Here's some summary of the behavior as it appears from above tests:
Is there emacs lisp function that decode the URL percent encoding? e.g.
http://en.wikipedia.org/wiki/Sylvester%E2%80%93Gallai_theorem
should become
http://en.wikipedia.org/wiki/Sylvester–Gallai_theorem
That's a EN DASH (unicode 8211, #o20023, #x2013).
I know there's a
(require 'gnus-util) (gnus-url-unhex-string …)
but that just unhex, and generates gibberish if the URL contains Unicode chars.
some study shows that the %E2%80%93 are hexadecimals E2 80 93, and is the byte sequence of the en dash char by utf-8 encoding.
So, i guess i could parse the URL then interpret the %x string as utf-8 hex bytes then turn them back to Unicode chars.
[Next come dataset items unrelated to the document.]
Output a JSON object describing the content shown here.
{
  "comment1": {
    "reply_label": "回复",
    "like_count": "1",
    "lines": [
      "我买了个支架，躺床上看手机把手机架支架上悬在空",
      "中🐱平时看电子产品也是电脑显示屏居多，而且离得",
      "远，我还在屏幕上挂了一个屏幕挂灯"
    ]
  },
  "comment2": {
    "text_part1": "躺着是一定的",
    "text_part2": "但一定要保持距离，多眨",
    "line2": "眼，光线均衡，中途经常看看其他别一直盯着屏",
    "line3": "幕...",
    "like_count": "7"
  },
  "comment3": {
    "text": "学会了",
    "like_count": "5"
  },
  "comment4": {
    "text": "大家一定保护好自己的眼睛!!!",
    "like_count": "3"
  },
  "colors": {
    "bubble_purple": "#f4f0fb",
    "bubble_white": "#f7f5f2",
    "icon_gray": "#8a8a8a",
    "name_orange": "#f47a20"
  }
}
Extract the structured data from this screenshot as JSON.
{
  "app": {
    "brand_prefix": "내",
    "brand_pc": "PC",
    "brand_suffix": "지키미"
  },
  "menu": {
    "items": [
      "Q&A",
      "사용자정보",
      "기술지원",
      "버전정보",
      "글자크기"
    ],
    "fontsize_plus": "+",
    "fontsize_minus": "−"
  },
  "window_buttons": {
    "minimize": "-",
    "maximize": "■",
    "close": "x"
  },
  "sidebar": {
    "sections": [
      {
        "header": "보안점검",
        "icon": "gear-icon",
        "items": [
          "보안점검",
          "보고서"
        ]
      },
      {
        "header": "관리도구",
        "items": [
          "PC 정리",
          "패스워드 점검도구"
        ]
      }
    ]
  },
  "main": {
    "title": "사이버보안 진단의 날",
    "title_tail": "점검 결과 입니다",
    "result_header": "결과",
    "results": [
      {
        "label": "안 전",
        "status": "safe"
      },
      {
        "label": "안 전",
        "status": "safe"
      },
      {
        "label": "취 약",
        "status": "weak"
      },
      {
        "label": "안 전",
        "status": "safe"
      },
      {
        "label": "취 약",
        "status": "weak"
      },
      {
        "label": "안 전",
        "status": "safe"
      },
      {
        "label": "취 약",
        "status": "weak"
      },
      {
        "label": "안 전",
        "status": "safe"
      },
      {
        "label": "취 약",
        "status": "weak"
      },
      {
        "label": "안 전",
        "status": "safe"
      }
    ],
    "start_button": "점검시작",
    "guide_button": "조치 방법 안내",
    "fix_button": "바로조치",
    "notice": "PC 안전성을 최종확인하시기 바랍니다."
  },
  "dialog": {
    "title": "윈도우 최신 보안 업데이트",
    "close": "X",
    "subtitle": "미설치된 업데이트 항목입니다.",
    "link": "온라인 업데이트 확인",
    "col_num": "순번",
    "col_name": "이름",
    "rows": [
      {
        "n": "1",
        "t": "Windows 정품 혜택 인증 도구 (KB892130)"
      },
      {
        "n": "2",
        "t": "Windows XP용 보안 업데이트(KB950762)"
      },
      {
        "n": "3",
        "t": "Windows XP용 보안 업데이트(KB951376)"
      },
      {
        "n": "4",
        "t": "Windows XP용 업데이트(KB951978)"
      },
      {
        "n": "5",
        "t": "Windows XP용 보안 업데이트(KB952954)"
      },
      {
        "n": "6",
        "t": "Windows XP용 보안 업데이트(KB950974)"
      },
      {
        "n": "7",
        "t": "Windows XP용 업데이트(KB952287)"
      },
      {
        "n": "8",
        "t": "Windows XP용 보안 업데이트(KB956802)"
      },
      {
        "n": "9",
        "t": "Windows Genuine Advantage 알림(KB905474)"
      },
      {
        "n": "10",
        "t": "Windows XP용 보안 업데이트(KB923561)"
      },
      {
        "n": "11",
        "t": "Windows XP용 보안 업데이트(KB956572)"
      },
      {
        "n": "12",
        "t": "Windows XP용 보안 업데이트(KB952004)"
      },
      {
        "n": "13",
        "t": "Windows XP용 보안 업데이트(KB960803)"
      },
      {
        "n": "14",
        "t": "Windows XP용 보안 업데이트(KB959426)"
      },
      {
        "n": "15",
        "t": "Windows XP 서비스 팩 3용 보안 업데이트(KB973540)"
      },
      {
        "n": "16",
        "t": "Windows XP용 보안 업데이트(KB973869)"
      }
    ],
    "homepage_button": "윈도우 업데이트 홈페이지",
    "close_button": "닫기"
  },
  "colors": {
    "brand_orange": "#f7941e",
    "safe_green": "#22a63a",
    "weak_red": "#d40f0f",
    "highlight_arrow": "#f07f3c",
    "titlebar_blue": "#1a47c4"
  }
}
Any idea if there's built in function that helps this?
Some discussion and temp solutions at:
Reported to FSF: bug#6252.
From the above discussions, you can see that it does not seem clear what character should be percent encoded. In fact, different browsers have different behavior.